The Reserve Bank has raised the benchmark rate 12 times since its last cut in December 2001 to curb inflation that has accelerated to 4.5 percent. It aims to keep annual price gains between 2 percent and 3 percent on average.

Inflation Outlook

Stevens said today the bank expects inflation will slow to below 3 percent during 2010.

``It is looking more likely that demand will remain subdued and economic growth will be fairly slow over the period ahead,'' he said.

Australia's $1 trillion economy, in its 17th year of growth, expanded at the slowest quarterly pace in almost two years in the three months through March.

Since the central bank's previous meeting on July 1, reports have shown consumer confidence slumped in July to the lowest level in 16 years, retail sales fell 1 percent in June, and lending to consumers and businesses rose at the slowest annual pace since 2002. House prices fell in the second quarter for the first time in almost three years.
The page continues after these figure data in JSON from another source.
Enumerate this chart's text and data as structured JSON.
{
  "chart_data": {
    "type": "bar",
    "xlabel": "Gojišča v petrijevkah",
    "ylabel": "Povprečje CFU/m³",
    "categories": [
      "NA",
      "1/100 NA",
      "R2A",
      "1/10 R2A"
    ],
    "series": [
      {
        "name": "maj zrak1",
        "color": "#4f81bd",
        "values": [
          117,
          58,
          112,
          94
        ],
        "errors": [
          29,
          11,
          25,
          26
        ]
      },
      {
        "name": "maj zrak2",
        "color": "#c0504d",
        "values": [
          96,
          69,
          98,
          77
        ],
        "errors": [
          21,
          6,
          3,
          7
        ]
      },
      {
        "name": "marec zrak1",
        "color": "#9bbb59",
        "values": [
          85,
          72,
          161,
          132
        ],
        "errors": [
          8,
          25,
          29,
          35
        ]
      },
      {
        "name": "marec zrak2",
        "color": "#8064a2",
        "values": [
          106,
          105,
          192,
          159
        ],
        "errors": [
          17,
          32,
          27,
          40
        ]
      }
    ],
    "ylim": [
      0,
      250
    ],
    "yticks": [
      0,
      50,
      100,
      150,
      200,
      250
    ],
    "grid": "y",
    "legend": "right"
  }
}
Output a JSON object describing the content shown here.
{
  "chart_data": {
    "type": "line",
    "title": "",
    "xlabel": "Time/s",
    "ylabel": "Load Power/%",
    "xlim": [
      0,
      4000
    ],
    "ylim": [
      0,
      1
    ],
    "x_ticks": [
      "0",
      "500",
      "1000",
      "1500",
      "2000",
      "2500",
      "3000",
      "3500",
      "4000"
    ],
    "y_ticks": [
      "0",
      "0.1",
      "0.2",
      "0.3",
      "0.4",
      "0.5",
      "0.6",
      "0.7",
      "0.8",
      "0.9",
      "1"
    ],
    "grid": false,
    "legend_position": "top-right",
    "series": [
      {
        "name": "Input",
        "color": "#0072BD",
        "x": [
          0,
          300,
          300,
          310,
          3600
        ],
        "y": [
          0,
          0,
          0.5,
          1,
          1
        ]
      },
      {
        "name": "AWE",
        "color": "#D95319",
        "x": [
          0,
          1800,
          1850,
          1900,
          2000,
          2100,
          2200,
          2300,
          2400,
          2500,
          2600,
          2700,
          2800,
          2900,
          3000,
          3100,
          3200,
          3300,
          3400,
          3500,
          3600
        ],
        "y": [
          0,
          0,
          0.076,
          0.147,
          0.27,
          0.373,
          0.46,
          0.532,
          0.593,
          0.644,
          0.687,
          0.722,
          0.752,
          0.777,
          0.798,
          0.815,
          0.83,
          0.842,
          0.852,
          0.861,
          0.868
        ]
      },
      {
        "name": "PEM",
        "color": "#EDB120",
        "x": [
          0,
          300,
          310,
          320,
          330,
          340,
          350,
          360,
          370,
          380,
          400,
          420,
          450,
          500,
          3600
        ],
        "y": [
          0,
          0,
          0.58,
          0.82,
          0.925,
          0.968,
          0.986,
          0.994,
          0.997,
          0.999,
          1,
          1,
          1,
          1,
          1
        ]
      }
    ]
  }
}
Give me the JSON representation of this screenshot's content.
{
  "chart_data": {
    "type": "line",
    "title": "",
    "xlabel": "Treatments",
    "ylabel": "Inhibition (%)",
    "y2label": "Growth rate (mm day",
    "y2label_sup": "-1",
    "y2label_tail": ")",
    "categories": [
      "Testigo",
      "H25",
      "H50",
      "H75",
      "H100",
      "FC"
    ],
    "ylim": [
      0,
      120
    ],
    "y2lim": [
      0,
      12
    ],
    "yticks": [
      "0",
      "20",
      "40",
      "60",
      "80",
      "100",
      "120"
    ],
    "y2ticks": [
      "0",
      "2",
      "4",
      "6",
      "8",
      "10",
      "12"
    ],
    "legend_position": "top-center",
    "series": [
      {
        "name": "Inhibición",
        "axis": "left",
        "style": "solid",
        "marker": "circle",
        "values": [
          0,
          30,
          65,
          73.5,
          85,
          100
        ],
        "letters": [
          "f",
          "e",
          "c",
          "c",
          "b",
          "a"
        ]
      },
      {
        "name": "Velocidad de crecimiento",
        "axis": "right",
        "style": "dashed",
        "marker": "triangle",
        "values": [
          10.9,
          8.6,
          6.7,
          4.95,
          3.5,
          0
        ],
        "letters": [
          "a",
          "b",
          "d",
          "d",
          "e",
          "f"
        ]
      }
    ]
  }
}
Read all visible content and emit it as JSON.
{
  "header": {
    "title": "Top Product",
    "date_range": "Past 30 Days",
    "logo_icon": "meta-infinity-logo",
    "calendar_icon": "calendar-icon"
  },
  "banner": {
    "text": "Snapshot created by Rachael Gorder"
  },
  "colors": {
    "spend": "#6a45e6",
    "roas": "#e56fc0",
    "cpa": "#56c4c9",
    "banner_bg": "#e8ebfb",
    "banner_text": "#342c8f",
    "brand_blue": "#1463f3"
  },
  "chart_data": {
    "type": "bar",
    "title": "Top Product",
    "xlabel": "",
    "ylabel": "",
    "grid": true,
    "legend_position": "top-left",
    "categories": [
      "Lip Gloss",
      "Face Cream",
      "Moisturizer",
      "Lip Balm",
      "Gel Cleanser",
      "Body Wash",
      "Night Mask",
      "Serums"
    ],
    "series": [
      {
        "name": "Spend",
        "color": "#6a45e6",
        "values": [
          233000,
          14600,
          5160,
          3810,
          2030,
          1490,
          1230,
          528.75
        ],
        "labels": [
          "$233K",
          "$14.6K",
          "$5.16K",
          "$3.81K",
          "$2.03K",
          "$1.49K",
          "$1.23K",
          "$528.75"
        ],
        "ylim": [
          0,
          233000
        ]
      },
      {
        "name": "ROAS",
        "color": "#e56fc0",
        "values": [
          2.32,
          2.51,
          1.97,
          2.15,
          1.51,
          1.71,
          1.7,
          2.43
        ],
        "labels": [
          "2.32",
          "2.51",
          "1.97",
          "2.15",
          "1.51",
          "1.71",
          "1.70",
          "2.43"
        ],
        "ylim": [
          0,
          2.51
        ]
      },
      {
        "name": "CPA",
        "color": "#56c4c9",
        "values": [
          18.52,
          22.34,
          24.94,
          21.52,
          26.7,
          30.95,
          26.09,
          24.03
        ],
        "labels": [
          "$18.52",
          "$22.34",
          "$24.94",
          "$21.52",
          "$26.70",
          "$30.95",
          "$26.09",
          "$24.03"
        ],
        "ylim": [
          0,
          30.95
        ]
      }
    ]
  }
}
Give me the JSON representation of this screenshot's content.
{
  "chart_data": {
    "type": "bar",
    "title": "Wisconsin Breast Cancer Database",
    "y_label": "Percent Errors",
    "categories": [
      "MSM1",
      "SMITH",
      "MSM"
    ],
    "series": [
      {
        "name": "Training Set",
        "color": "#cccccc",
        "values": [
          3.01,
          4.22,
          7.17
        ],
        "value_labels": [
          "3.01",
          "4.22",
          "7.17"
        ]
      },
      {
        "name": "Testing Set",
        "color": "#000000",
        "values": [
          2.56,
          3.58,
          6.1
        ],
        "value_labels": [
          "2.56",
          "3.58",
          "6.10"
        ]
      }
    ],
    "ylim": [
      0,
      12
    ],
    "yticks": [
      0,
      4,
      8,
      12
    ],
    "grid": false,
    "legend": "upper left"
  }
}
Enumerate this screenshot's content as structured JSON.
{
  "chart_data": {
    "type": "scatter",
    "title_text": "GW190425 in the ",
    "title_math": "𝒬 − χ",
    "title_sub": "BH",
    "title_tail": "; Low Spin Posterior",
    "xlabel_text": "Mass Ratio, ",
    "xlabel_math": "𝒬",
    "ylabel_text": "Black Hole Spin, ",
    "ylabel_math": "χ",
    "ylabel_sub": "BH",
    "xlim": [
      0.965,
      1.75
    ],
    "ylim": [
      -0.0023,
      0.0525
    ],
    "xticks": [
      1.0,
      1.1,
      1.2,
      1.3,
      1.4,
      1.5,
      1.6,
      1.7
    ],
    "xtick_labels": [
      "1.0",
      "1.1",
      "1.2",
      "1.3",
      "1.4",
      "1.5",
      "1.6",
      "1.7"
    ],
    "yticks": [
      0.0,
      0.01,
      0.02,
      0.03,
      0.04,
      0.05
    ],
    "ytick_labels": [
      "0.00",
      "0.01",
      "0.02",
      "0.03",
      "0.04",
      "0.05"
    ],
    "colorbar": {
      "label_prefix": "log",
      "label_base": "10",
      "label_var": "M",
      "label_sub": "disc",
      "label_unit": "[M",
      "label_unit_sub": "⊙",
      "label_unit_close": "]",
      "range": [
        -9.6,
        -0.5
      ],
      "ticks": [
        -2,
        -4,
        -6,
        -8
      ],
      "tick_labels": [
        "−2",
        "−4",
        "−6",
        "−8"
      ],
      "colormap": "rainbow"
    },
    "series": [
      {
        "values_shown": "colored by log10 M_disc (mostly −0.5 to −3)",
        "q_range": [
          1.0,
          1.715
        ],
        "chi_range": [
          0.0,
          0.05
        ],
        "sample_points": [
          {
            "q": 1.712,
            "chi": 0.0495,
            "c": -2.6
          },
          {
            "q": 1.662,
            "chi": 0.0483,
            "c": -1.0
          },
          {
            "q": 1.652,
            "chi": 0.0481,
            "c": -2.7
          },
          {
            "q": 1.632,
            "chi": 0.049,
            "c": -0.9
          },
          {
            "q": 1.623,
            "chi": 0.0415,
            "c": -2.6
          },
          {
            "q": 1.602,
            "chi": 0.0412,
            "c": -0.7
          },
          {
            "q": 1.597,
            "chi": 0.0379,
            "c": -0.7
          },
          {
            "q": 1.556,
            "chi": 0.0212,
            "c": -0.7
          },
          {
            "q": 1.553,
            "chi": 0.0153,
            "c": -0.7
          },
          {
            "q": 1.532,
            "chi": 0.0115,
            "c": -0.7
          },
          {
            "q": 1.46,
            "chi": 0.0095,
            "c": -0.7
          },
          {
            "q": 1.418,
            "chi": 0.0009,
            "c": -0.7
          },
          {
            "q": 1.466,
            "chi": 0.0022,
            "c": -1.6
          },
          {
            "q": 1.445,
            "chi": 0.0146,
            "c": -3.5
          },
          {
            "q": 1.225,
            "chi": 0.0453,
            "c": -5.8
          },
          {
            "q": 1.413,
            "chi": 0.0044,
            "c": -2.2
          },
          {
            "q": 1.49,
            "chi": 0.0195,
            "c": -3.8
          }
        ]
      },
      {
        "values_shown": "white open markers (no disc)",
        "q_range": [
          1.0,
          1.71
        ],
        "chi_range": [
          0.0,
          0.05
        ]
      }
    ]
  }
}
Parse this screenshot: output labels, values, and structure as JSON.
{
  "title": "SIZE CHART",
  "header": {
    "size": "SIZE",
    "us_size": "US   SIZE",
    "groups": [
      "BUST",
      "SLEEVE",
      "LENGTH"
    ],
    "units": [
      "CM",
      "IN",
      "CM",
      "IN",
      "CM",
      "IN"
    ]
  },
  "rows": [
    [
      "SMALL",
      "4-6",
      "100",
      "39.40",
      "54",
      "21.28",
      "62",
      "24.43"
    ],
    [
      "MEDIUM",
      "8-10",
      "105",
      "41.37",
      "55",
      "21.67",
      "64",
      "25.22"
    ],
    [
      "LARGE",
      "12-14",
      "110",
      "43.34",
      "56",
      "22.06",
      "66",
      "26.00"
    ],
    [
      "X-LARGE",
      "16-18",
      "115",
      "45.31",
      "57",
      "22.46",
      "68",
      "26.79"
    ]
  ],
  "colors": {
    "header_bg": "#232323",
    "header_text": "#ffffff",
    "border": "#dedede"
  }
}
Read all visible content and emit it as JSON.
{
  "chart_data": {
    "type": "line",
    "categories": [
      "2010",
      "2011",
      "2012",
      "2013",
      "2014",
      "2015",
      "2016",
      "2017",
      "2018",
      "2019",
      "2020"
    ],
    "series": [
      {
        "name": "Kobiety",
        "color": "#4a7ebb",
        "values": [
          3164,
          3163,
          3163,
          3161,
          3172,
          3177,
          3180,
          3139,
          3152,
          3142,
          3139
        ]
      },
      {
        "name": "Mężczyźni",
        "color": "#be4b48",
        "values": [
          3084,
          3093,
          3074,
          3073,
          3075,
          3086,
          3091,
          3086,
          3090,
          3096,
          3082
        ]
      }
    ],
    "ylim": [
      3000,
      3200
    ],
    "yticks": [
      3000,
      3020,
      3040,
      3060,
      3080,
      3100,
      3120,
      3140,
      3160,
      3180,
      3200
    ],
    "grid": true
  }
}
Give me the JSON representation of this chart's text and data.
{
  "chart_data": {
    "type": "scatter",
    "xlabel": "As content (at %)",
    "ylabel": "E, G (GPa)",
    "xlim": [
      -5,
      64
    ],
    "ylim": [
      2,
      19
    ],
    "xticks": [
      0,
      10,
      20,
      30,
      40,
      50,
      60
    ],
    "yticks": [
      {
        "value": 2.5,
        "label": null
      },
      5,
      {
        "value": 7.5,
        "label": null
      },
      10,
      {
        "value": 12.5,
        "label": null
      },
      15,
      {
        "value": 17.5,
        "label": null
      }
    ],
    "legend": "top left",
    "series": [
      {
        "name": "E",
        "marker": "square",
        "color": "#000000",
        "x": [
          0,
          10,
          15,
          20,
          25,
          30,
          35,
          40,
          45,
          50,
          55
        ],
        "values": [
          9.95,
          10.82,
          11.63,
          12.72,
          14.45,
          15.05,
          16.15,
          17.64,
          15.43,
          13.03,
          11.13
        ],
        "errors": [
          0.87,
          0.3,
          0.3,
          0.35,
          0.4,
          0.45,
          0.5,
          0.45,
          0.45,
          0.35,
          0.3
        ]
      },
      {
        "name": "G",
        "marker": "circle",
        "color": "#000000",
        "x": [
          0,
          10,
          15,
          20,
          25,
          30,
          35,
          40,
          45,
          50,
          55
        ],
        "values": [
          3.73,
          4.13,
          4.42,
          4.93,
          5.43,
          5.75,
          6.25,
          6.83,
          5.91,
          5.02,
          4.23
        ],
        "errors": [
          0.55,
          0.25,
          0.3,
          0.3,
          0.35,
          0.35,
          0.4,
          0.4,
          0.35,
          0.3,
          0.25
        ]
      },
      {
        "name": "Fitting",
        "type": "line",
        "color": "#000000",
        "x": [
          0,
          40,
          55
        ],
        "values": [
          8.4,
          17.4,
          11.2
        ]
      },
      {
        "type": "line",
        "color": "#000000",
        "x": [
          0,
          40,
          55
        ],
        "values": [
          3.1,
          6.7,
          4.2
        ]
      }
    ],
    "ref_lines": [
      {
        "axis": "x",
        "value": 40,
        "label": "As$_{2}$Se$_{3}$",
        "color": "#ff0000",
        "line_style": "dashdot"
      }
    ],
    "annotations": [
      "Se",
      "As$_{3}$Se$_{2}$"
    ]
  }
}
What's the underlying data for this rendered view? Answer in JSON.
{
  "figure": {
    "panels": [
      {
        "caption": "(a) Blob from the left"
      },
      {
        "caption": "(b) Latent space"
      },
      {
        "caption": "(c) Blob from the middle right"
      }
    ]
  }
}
Qantas, Australia's largest airline, said last month it will fire 1,500 workers. Starbucks, the world's largest chain of coffee shops, said July 29 it will close three-quarters of its 84 Australian stores, part of a plan to cut 12,000 jobs globally.

Unemployment Rises

The jobless rate, which fell to a 34-year low of 3.9 percent in February, probably rose to 4.3 percent last month from 4.2 percent in June, according to the median estimate of 24 economists surveyed by Bloomberg. The government will publish the jobs report on Aug. 7.

Investors have increased bets the central bank will cut borrowing costs, according to a Credit Suisse Group index based on trading in interest-rate swaps.

Stevens will lower the benchmark rate by 91 basis points, or 0.91 percentage point, in the next 12 months, the index showed at 4:31 p.m. in Sydney. At the start of July, traders forecast 19 basis points of gains.

Stevens may also cut the rate in to unwind the impact of higher mortgage costs on households.

The nation's five largest lenders, including Commonwealth Bank, have added an average 105 basis points to mortgage rates in 2008 as the global credit squeeze drove up funding costs. The central bank has added a total of 50 basis points in that time.

The increases have added A$250 ($231) to monthly payments on an average A$250,000 home loan, according to the Real Estate Institute. Households spent 38 percent of their incomes on mortgage payments in the March quarter, the most in the 22 years that the institute has measured affordability.

``The tightening in financial conditions, in conjunction with other factors, including rising fuel costs, and lower asset values, has restrained demand,'' Stevens said.

Today's decision was forecast by all 24 economists surveyed by Bloomberg News.